= Dogs For Defense =

WWII US military program requesting dogs

Dogs for Defense was a World War II US military program in which the military asked pet owners to donate their pet dogs to the war effort. The dogs were trained and used for guard and patrol duties. To encourage donations, the dogs were deprogrammed and returned to their families after the war.

==History==

Prior to World War II, the US military did not have a formal canine corps, and owned fewer than a hundred dogs (mostly sled dogs in Alaska). After Pearl Harbor, a woman named Alene Erlanger pushed for the US military to begin using dogs.

The Dogs for Defense program was the idea of Harry I. Caesar, a New York businessman and president of the American Kennel Club. He noted that dogs had senses of smell, hearing, and vision that were superior to humans and that canines had long been used by armies. He outlined a program that called for at least 125,000 of the nation's pet dogs to be trained and deployed for both civilian defense and military guard duty. An intake center was established in Newton, Massachusetts and a training center was set up on the Karlstein polo grounds (Note: Near the current day Rashi School.) in Dedham, Massachusetts.

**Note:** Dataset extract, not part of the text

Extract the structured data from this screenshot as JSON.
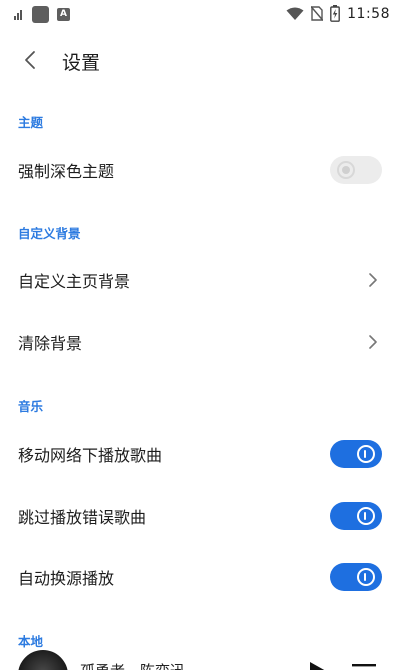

By 1942, there were regional centers set up for the intake and training of dogs. Originally, dogs were required to be well-behaved purebreds between one and five years old. They also had to weigh least 50 lb and stand 18 in tall. In time, mixed breeds were accepted as the need grew, although Chow Chows were found to be unreliable. Many dogs were sent back home for being too friendly, but those who passed the training program were assigned to military installations both in the United States and in combat zones abroad.